Cobalt is a trace element most commonly known for its vital role in the body as part of vitamin B12, which is crucial for nerve function and the production of DNA and red blood cells. In terms of dietary sources, cobalt is not directly consumed but is intrinsic to the structure of vitamin B12, found in significant amounts in animal products such as meat, fish, dairy, and eggs. While the body only requires small amounts of cobalt, its presence in the diet through vitamin B12 is essential for maintaining healthy metabolic processes, including the synthesis of fatty acids and energy production. The adequate intake of foods rich in vitamin B12 is important for ensuring sufficient levels of cobalt to support these critical bodily functions(10.3390/biology12101335).

 

We included these points in the discussion section; the new parts are highlighted in red.

3) Were the women with obesity under any type of treatment that could have impacted cobalt absorption?

No the women with obesity were not under any treatment yet, althought this patients were eligible for bariatric surgery based on our University Hospital criteria (based on their BMI).

Reviewer 3 Report

Comments and Suggestions for Authors

An interesting manuscript focusing on cobalt and obesity in woman

Can the nutritional intake of colbalt be assessed for the participants in this study? This would help to add to the nutritional intake of this study and compare with the serum concentrations and nutritional intake.

Line 48 has two full stops in a row, one should be deleted.

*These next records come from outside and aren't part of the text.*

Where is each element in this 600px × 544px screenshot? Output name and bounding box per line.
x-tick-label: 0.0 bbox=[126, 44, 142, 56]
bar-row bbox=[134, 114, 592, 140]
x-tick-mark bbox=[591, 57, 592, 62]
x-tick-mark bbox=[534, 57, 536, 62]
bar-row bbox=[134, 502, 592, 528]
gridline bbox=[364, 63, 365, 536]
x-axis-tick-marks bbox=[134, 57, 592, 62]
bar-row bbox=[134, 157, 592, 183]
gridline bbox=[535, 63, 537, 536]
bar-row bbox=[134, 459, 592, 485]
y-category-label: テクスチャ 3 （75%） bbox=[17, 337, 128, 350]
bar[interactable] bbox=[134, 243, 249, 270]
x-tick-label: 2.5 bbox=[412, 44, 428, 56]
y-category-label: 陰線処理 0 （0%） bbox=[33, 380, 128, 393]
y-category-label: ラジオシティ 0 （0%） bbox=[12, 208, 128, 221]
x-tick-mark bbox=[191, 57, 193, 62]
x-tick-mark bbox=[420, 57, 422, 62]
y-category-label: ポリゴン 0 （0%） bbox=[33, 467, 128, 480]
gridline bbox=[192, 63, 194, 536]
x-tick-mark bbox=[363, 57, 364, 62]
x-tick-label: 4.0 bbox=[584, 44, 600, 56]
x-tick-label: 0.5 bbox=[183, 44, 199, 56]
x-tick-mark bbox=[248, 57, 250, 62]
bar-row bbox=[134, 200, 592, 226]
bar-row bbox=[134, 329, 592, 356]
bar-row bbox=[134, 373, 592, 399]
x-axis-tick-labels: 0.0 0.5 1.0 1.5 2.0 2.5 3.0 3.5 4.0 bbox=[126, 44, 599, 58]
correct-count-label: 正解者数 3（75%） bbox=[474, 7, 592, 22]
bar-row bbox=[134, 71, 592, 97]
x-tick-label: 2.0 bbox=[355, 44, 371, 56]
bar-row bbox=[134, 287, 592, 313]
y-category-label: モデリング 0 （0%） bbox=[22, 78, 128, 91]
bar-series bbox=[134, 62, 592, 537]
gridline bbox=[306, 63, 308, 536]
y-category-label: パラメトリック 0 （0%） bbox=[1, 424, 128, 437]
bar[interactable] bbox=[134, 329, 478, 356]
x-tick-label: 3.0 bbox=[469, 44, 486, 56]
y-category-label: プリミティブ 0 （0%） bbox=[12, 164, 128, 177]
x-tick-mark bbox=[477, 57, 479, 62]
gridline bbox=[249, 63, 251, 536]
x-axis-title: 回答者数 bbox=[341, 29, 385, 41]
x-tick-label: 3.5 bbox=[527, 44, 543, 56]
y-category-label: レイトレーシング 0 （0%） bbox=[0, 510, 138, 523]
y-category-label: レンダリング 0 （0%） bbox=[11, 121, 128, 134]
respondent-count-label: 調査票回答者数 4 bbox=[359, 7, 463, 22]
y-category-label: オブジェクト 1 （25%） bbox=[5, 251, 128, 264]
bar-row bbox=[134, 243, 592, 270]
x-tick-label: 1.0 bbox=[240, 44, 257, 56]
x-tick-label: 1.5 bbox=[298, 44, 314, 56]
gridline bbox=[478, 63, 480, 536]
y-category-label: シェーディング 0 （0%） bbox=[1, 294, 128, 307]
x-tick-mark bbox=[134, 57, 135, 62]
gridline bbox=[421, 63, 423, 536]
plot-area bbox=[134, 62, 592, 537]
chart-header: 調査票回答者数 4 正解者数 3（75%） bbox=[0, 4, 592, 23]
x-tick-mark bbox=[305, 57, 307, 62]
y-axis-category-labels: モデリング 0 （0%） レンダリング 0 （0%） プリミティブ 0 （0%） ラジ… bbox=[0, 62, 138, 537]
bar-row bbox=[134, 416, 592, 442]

The below paper was not referenced https://link.springer.com/article/10.1007/s11356-021-17861-0

"It is worth noting that the sample was made by convenience", what do the authors mean by this?

Thanks.

Author Response

Comment 1: Thank you for your comment, we apologize and deleted the extra point - Thank you for your question, convenience sampling is a non-probability and non-random sampling technique used to create samples according to ease of access. Taking into account the availability of people to be part of the sample in a given time interval. (https://doi.org/10.1017/S1049023X21000649; https://doi.org/10.1136/bmj.f6304).   Comment 2: Thank you for the note; the non-inclusion of intake data was a limitation in this study (we added it in the last paragraph of the discussion), but it will be adopted for future studies   Comment 3: Thank you and we apologize for the mistake, we added it as reference number 20.